Indeed, there are African fintechs that have built their business such that they specialise in one or more of those segments. For example, the Nigerian fintech, Carbon, which launched as a digital lender is known to now offer a range of services that cater to transfers, payments, savings, investments, and even buy now pay later (BNPL) services.

Nevertheless, it’s generally unheard of for a company with a strategic interest in remittances and cross-border transfers to dip its toes into territories like crypto and fractional stock trading. But that’s exactly where Chipper Cash is headed.

And again, perhaps this is because Chipper Cash is not the typical remittance company but actually a do-it-all fintech startup that just happened to have kicked off with cross-border transfers.

Currently, Chipper Cash is enabling users in South Africa and Uganda to buy and sell bitcoin. It’s a move aimed at tapping into Africa’s booming crypto market where trading volumes are hitting record numbers on platforms like Binance, Luno, BuyCoins, Paxful, and many others, despite regulatory hurdles.

For context, Luno recently reported USD 8.3 Bn in crypto trading volumes and African users accounted for USD 7 Bn.

Also, Paxful lists Nigeria, South Africa, and Kenya among the top hubs for P2P bitcoin trading globally, and Binance P2P users in Africa grew 2,000 percent in the last five months with volumes increasing by over 380 percent. It’s no surprise, then, that Chipper Cash wants in.

Beyond crypto, Chipper Cash has also introduced virtual VISA cards available for online shopping in Nigeria and is in the process of launching a “U.S. stock trading product in Uganda, Nigeria, and a few other countries.”

In Nigeria, specifically, there is a fast-rising crop of wealthtech startups democratising investments in foreign securities. Despite recent run-ins with regulators, companies like Trove, Bamboo, Chaka, and Rise are known to enable locals to buy foreign stocks, and they have enjoyed remarkable growth in the two or so years that they have existed.

“We are moving into crypto and other investment services because this is what our customers have been asking us for and we firmly believe that expanding access to financial services such as investments is a key to unlocking global opportunities for our users,” explains Luongo.

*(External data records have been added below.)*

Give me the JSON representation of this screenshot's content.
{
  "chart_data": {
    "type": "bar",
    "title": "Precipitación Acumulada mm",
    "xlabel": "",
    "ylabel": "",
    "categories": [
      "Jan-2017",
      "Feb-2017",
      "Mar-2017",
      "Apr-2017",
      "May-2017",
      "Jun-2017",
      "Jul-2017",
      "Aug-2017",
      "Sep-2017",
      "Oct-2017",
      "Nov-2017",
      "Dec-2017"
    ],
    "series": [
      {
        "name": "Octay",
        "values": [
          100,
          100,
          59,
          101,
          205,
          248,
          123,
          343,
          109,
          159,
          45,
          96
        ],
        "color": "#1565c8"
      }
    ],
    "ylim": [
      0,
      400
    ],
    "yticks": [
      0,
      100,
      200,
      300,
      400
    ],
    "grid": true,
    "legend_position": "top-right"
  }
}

With those investment-tech platforms poised to become even more popular in the coming years as fintech literacy, smartphone penetration, internet costs become more optimal, it’s clear why Chipper Cash is also looking in this direction.

A neobank in the making?

Think of Western Union suddenly growing out a Robinhood-shaped appendage by going beyond cross-border money transfers to also enable crypto and U.S. stock trading just like the American-born app itself. Add a touch of everyday payments and there lies the robust fintech machinery that Chipper Cash is building.

With the calibre of investors backing the startup, the amount of capital behind the company, and its speculated unicorn valuation, it stands to reason that there could be much more in the offing.

With footprints in remittances, investments, payments, and crypto, Chipper Cash already seems quite stacked but it’s quite likely that the company is gunning for the entire fintech gamut and may eventually serve up products in lending and savings, and basically morph into a neobank of sorts.

For one, there is precedent. Indeed, there are certain elements within the Chipper Cash kit that seem to mirror the components that make up Eversend; a startup that now sells itself as “a neobank for Africans”, founded by Ugandan Stone Atwine in 2017.

Having started as a platform for moving money across Africa, Eversend now enables users to exchange, save, and send money instantly at attractive rates within and beyond Africa (currently 8 African countries and 15 countries across Europe, Asia, North America, and Australia).

Eversend also enables everyday bill payments and virtual cards currently, while products that cater to savings, loans, insurance, stock trading, and crypto, are believed to be in the works.

If that sounds familiar, that’s because Chipper Cash is pretty much setting itself up in an identical manner, though, as Luongo maintains, there are “no plans for loans or savings accounts at present.” But it may only be a matter of time before Chipper Cash goes from its current remittance/payments/investment-tech iteration to neobank.